It is six a.m. C is sleeping in the bed next to me. We have a holiday today, and she called me yesterday in the early evening to ask me to get permission to come down. She wanted me to get permission for her friends to come down also, but that didn’t work out. I called the principal and he said students needed to have leave requested by the person they are actually going to stay with. Which made sense to me.

I didn’t tell C this until I got there. Then she began to discuss with her friends. She said to them, “We will say…” And I told her we are not going to lie to your principal. Her cousin appeared then, looking kind of forlorn. I hadn’t thought of her. I had assumed her dad must have arranged for her to come down. I felt very sorry for her in that moment. I can’t remember what I said, but C didn’t want to leave without her. First, I told her cousin to call her dad. Then C said if her dad was free to take them down, she wouldn’t have called me in the first place. I couldn’t really see how a man can be too busy to make a phone call so that his daughter can come home. That was sort of beyond me. But C was angry. Maybe less so at that particular moment, but as soon as I told her we were not going to lie to her principal, I got full-on Angry Child. Very angry child. This time, Angry Child was not that easily consoled. She has been before. Not this time.

I don’t actually know what motivates the different modes she is in, what sparks them. I know she never got a chance to be this child, or to have her angry child self accepted and soothed. Once it happens, I know what she needs, but I don’t really know why it happens. If I needed to rely on words to make the connection, I don’t know what I would do. I try to say understanding things—like that she is disappointed—but I know that is kind of not the main event. The main event is that I sit there, and I am not reactive. I am concerned and interested, and on hand.
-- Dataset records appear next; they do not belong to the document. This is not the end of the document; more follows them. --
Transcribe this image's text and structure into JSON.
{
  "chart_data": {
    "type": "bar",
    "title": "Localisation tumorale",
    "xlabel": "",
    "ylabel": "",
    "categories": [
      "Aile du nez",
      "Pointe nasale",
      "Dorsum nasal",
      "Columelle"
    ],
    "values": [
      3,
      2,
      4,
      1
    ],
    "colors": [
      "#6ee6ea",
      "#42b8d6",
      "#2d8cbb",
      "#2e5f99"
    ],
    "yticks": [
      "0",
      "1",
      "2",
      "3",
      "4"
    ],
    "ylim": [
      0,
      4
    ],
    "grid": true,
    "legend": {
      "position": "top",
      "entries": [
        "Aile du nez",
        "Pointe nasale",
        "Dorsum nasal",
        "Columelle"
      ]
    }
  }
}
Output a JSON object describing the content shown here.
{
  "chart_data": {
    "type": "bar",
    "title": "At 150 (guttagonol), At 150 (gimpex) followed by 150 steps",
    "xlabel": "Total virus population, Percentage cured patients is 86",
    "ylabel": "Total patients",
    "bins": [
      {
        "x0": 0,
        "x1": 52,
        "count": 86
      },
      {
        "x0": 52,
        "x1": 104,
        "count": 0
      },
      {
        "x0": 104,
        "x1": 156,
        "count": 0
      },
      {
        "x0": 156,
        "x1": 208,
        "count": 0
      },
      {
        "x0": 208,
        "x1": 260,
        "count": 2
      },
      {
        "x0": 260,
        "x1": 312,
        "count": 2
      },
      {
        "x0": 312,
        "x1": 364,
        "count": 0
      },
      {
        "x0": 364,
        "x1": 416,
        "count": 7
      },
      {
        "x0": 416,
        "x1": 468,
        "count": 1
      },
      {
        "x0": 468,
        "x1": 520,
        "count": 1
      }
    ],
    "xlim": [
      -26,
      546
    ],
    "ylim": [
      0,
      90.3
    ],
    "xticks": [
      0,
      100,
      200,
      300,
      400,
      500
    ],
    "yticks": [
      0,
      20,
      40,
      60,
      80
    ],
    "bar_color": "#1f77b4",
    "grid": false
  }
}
Anyway, I told her cousin to stay in my house. This seemed to take some time to convince her of. I don’t know why. They wrote a leave letter then and we went. C was still in a state, but holding it in. We went to her uncle’s house from there. I guess I was there for three hours with her. C spent most of the time in the kitchen. I helped her small cousin with his homework. He was supposed to write his alphabet. It is hard for him. He has been copying them without paying attention to how the letters are meant to be formed, and it means the way he is making them doesn’t always flow smoothly. It is more difficult because of the way he is doing it. I praised him a lot, which I know he didn’t understand any of—I don’t think he actually knows more than five words of English. But it’s the tone of voice you use, isn’t it? Like C and her Angry Child that I actually don’t know the reason for. It’s implicit. It’s tone of voice. It is body language. Words do count, but not all the time.

C was cycling through modes the whole time—I could see it. But it was kept in. They weren’t that apparent. A serial came on and men were hitting each other and I could see the rage mount in her. It wasn’t normal involvement in watching a TV show. It was really and truly rage—not Angry Child, I think, so much as Detached Mode kind of rage. I thought if I were a child, that face would terrify me. She is a child and I am an adult. I feel worried, but if she is still like this when she has her own children, it is going to be terrible for them. My heart kind of bled for her, and I wished I were here longer. It doesn’t have to be that way, and yet it might be. What I can do is so limited. I don’t want this cycle to continue, and yet it might, just because she doesn’t know how to stop it.

It’s terrible. She is such a loving child and a caring child. Whenever she has something nice to eat—junk food or whatever—she will give some of it away to someone if she meets them on the way to where she is going. I have seen her do this two or three times. If she has 2 bags of chips—and usually she won’t buy just one of something—she will give one of them away to someone.

No one has to ask her to help. Her uncle sat down to tear mushrooms, and he did not have to say anything to her. She began to help him.

It doesn’t have to be like this. She doesn’t have to cycle through rage and shame and pushing away the people she cares about and not giving a fuck because it hurts to care, and yet she didn’t get the care she needed when she was small, and now it might be like this for her.

Anyway, we had dinner then, and C swept the livingroom. (Country X-ers eat on the floor, make a big mess with rice eating it, and then sweep up after.) Then C kind of stood there. “Are you ready to go?” She was. So we walked the short ways to my house. There was a group of men walking by us, and C stared at them with big eyes. It made me feel frightened for her, and I put my arm around her.

We got to my house, and she got into her bed and played on her phone for a long time—maybe two hours. I slept fitfully. It was like some part of me felt she was an infant, and I needed to be aware of every need she might have. I guess when she finally slept, I also slept more soundly. She talked in her sleep a few times—nothing alarming, just talking. I have no idea what she was saying. I stroked her hair, and she settled again. She pushed my hand away and she settled. It’s odd, because things help her, even when she is pushing them away. She needs to push, but she needs the thing she is pushing away. Sometimes. Sometimes it is like that, and sometimes she needs that thing to actually stop. I think I know the difference now, maybe. Not all the time. But sometimes I do.

It’s a miracle having here sleeping. It feels that way.